Applications for whole-brain imaging in the study of depression- and opioid withdrawal-related behavior
Abstract
Mental illnesses like substance use and depression impact large portions of the population. Despite extensive research efforts, effective therapeutics for both substance use disorders and depression remain elusive. To fully address this crisis, we need to understand the complex nature of these disorders, which often involve networks that span the entire brain. This complexity underscores the importance of using comprehensive whole-brain imaging and analysis techniques in tandem with functional behavioral assays to develop therapeutic interventions and ultimately improve treatment outcomes. In the following studies, we investigate the relationship between depression- and drug-induced changes to whole-brain activity and resulting behavior. In the first two studies we identify networks of key structures that contribute to improved outcomes in treatment-resistant depression, and determine that these effects are likely modulated by direct input/output connectivity in identified network hubs. We next investigate how adolescent cannabis exposure impacts future withdrawal behaviors. We find that early life cannabis exposure reduces opioid-induced withdrawal symptoms but increases reinstatement of reward, and identify potential brain regions contributing to these results. In the final study, we demonstrate the ability to identify differentially activated populations during opioid withdrawal and specifically modulate them to improve behavioral outcomes.
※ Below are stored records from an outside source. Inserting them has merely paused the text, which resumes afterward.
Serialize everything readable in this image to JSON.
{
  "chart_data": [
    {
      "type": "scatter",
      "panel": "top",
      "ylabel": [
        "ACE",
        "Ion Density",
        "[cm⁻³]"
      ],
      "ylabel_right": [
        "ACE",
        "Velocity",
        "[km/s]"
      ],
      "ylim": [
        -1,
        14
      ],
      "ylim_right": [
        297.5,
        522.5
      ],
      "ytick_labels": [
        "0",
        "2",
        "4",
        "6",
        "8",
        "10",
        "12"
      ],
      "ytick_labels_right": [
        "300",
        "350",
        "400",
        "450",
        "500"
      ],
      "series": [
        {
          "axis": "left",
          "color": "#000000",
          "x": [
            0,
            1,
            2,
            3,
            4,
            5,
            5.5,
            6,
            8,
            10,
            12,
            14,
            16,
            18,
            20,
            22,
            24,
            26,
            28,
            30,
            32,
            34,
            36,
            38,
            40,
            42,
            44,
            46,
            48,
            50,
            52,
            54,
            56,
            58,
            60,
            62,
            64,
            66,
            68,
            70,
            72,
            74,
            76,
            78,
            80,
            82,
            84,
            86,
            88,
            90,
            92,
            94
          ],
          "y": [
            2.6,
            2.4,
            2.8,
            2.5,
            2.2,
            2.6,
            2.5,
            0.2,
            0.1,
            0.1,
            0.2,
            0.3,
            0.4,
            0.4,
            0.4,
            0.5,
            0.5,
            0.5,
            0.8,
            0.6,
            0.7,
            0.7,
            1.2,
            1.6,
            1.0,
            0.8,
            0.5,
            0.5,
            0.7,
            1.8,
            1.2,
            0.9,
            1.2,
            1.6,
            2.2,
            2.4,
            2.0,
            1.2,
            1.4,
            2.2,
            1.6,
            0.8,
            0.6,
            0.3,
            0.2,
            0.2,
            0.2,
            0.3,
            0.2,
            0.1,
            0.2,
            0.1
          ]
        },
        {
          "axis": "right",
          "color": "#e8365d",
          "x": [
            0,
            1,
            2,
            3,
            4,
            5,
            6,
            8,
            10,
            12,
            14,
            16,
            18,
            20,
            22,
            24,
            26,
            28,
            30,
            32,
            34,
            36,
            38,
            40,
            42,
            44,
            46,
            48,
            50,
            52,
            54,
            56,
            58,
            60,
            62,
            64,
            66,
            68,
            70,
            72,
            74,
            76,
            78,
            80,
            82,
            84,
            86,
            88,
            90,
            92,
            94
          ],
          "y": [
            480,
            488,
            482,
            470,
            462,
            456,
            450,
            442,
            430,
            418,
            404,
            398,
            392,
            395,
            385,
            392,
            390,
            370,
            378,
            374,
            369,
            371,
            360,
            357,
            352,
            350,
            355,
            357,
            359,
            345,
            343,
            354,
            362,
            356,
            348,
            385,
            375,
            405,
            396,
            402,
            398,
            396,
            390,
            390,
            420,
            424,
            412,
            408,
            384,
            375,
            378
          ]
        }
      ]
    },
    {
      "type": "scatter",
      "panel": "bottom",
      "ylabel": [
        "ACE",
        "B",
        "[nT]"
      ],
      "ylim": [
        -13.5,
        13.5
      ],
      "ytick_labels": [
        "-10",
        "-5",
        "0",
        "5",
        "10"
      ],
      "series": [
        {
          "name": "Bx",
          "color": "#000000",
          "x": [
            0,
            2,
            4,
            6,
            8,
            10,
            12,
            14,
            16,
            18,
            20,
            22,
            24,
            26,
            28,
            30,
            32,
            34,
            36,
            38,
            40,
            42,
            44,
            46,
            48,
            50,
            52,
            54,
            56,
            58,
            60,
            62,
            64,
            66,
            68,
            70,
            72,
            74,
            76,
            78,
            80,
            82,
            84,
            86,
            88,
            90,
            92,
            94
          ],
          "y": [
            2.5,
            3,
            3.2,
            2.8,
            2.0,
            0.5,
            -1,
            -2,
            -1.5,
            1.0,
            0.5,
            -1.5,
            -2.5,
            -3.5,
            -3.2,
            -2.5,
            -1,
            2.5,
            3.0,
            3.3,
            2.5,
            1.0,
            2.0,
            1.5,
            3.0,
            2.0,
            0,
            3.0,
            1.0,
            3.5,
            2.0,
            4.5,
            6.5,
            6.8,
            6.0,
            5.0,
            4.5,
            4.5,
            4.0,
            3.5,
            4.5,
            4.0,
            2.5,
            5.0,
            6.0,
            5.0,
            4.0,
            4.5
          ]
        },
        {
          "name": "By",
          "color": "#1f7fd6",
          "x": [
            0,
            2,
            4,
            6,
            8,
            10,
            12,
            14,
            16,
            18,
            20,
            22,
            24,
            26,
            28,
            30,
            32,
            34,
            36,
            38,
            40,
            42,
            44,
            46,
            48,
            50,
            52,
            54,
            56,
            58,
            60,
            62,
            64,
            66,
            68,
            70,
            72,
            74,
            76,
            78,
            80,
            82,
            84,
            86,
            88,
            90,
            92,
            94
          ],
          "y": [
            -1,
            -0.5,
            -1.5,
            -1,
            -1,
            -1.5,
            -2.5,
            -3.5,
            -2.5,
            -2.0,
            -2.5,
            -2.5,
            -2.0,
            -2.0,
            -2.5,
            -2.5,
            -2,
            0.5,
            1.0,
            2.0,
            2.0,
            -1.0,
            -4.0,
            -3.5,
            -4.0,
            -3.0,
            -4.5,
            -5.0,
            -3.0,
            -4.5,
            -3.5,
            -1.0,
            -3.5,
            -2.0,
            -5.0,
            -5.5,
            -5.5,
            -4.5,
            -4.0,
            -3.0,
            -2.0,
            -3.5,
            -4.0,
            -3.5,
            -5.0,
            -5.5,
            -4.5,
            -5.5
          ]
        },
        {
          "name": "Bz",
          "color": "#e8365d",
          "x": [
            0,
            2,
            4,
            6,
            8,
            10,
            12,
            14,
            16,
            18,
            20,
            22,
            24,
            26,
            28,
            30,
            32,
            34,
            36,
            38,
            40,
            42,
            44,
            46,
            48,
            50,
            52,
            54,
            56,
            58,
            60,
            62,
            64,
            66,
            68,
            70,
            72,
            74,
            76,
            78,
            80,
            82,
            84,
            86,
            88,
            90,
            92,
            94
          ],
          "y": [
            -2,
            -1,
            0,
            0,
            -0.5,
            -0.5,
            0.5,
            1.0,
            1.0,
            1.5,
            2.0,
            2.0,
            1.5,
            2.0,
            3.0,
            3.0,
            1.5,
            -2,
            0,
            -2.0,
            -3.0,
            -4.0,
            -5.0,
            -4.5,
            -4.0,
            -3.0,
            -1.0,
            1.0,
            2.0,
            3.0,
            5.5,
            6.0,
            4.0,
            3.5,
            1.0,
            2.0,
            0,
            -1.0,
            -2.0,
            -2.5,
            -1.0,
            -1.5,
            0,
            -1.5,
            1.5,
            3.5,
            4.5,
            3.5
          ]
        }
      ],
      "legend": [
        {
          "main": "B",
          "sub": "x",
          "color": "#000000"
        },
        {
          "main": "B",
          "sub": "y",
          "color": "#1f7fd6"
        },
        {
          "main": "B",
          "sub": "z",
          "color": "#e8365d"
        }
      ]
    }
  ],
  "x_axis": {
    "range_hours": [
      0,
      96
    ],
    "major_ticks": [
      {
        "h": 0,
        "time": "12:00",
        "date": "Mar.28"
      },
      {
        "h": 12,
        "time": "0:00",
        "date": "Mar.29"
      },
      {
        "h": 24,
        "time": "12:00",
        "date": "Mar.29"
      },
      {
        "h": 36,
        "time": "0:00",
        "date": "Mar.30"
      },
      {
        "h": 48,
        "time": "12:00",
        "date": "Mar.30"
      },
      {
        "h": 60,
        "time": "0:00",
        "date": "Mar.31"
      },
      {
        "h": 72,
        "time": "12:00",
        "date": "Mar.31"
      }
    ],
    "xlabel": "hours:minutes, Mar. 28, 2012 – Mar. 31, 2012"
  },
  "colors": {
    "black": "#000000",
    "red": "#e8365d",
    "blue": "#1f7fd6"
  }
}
We apply whole-brain cFos imaging, immunohistochemical analysis, fiber photometry, and viral inhibition to demonstrate our ability to gain genetic access to key regions that go on to be important for opioid induced withdrawal behaviors. Together, these studies demonstrate the utility of employing whole-brain activity-based screens in behavioral studies that involve complex networks. These tools can be applied to a wide variety of questions related to drugs of abuse and neuropsychiatric conditions to identify novel target regions and customize treatment options. Future work applying these techniques could provide a key to developing improved therapeutics for a wide range of disorders.